The global economic crisis had made it crucial to reform unrepresentative and outdated Bretton Woods institutions, by making them more democratic and open to the participation of developing countries. In order to eradicate poverty, it was imperative to conclude the Doha Round of trade talks by prioritizing development.
On Africa, he urged the United Nations to ensure that the international community implemented commitments it had made to the continent. The New Partnership for Africa’s Development (NEPAD) must be used to mobilize resources for Africa. There could be no enduring peace without development and thus no development without security. Turning to conflict resolution in Africa, he highlighted his country’s efforts in this regard. Despite the African Union’s political will for conflict resolution, it lacked resources.
He appealed to the United Nations to cooperate with it in its peacemaking efforts and to support the Union’s ban on de facto Governments. He also noted that the quest for global peace and security was inseparable from the pursuit of justice, self-determination, human rights and economic development. In this regard, a peaceful solution to the situation in Western Sahara and the Israeli-Palestinian conflict had to be found immediately.

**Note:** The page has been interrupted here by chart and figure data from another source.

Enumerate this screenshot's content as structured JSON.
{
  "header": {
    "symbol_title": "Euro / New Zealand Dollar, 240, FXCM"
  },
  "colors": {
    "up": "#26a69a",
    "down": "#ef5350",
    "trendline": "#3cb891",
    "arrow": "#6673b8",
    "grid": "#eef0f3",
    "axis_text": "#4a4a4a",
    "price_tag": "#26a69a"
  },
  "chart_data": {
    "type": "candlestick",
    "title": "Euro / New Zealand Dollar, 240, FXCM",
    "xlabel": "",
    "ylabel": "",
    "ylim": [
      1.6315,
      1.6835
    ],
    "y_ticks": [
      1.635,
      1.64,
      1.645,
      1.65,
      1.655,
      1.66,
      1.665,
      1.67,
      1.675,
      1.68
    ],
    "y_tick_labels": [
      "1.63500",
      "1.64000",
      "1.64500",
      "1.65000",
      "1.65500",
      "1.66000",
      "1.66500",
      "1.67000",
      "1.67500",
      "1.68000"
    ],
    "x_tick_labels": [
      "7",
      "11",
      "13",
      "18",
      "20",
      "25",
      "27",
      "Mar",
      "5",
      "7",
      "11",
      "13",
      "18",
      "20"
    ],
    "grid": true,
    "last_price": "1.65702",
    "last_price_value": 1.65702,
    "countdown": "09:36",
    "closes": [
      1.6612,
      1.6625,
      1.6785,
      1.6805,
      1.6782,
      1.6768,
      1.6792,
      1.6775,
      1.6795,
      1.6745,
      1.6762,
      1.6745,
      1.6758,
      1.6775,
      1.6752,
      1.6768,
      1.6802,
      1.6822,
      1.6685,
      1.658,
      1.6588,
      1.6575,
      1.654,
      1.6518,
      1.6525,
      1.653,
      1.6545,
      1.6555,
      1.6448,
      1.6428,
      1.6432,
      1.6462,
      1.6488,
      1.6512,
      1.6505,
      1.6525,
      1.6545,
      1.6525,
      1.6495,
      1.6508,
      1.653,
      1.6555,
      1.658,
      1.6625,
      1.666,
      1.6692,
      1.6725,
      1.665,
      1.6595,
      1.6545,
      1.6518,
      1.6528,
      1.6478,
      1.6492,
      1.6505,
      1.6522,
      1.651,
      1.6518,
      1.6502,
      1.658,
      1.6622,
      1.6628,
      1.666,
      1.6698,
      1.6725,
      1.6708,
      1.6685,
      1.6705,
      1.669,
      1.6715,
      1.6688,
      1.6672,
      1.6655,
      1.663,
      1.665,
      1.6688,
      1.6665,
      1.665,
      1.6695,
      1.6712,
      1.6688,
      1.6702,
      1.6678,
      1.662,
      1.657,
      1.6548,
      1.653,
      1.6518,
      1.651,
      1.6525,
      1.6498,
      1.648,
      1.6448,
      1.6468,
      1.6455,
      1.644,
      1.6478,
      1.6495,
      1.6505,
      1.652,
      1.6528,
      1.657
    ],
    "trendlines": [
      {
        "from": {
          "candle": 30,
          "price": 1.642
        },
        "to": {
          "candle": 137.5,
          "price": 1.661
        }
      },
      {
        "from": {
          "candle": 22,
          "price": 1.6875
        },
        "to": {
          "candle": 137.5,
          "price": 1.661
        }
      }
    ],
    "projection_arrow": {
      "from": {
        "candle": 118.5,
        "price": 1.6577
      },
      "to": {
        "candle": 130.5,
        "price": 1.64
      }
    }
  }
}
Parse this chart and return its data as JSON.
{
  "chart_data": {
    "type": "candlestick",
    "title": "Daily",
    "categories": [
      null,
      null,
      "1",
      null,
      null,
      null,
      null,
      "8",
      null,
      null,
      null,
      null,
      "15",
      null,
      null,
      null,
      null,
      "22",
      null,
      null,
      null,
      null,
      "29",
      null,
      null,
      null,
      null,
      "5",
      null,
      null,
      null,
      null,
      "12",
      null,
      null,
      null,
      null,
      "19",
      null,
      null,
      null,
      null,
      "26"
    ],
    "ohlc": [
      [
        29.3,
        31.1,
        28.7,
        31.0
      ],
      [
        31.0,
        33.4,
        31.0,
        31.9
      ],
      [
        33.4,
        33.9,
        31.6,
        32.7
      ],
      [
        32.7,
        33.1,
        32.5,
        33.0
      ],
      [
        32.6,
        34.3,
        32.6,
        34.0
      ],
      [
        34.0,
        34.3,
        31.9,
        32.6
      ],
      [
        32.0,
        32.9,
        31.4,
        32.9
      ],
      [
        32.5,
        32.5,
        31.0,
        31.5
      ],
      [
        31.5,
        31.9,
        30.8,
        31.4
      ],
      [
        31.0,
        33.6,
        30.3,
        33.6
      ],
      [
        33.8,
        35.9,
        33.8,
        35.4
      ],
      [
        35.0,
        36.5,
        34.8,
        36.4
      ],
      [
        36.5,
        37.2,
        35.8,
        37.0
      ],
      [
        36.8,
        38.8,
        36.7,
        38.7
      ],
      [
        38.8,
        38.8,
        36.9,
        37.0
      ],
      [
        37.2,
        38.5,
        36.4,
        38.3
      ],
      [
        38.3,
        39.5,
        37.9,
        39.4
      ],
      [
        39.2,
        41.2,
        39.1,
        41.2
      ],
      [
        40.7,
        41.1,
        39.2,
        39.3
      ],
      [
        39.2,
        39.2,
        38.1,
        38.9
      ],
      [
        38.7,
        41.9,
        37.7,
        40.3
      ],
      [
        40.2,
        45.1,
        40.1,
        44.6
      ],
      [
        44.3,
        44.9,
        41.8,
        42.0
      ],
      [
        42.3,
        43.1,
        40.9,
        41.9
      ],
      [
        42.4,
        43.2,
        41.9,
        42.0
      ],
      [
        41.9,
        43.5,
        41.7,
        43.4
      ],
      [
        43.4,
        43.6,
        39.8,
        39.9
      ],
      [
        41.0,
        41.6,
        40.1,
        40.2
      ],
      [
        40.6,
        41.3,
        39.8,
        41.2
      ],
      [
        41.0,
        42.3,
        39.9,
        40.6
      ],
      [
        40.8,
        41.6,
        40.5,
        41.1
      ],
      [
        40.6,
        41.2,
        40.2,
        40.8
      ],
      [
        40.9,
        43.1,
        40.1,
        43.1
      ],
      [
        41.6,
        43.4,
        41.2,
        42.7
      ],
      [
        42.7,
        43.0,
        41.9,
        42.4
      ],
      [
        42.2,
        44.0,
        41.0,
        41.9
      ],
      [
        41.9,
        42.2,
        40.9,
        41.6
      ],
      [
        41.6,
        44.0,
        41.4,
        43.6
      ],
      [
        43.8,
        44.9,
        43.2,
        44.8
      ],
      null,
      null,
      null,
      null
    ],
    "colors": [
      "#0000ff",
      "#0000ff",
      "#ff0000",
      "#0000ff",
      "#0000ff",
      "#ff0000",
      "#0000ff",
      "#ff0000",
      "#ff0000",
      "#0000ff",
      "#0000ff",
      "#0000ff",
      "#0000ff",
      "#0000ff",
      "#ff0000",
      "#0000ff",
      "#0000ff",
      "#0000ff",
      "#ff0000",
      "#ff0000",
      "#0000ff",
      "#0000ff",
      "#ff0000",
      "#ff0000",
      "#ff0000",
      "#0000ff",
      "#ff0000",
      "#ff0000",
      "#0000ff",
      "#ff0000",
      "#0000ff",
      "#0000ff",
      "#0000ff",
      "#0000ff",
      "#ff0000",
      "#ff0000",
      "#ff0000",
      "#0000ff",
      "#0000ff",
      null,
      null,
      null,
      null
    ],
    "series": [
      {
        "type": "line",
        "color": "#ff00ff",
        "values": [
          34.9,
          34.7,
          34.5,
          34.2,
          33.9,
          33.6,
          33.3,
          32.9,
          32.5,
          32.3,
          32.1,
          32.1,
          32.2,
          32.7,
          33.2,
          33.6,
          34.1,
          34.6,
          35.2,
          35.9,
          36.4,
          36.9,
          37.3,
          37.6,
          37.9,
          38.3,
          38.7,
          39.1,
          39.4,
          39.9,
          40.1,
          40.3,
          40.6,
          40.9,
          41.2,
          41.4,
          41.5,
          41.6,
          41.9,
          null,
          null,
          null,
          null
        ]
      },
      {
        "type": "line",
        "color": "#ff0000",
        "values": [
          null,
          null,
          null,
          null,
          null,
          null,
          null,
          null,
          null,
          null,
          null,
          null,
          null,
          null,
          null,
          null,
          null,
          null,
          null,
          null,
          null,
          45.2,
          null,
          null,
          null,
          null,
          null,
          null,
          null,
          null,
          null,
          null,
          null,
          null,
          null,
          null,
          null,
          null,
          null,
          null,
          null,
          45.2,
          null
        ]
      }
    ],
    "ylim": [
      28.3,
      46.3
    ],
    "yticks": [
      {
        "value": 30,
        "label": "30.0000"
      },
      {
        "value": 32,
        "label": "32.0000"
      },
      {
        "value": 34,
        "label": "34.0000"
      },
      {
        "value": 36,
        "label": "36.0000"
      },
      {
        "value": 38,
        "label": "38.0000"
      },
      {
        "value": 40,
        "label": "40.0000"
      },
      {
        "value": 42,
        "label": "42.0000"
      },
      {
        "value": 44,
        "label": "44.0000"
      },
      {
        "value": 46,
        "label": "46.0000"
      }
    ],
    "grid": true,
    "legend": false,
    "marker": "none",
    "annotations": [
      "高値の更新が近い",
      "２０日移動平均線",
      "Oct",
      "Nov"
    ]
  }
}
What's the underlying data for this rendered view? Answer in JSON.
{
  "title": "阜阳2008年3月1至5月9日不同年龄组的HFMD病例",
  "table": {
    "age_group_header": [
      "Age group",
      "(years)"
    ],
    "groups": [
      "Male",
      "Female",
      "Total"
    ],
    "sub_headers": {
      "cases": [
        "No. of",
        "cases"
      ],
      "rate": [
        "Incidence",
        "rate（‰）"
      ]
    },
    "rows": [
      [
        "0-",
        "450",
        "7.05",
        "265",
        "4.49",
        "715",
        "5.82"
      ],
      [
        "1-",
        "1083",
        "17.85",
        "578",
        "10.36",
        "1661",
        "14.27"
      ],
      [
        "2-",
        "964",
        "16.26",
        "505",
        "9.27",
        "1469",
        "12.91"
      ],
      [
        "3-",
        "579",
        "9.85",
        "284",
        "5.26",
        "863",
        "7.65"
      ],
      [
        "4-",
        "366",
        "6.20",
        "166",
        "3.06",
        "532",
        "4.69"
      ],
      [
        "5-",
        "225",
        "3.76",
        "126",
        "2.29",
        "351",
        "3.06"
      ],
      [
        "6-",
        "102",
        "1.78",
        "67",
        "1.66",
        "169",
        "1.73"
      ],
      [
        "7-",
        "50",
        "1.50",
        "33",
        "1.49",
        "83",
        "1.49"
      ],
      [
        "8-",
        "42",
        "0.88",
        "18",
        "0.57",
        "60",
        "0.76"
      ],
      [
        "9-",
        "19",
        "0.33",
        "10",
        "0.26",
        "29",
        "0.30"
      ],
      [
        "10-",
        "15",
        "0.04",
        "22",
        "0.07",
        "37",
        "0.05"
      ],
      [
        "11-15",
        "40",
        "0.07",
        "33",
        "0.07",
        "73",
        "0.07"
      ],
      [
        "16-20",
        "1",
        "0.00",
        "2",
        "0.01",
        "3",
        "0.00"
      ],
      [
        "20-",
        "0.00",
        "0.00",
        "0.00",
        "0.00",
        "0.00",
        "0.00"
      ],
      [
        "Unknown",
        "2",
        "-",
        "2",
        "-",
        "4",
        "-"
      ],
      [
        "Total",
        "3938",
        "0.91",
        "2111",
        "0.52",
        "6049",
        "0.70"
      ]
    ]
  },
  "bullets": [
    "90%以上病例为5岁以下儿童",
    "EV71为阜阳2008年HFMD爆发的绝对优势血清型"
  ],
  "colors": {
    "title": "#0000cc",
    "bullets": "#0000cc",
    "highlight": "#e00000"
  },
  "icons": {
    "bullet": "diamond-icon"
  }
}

Turning to the NPT, he stated that the 2010 Review Conference would be an occasion for countries to bind themselves to implementing that accord. It was crucial to strike a balance between disarmament, non-proliferation and peaceful energy use.
Regarding climate change, he stressed that its devastating effects, of which developing countries bore the greatest brunt, would gravely undermine development and poverty eradication efforts. He called for action towards an effective global accord on its challenges, which had to recognize that solving climate change could not be divorced from striving to eradicate poverty. The overall goal would be to decrease worldwide emissions without limiting development in southern countries.
In an ever more interdependent world, only multilateral cooperation could resolve global problems effectively, in which a reformed United Nations had to carry on playing a central role that was effective, transparent and efficient. For that to come into full effect, it was fundamental to reform the Security Council, by making it more representative of the international community, with a permanent African country for instance.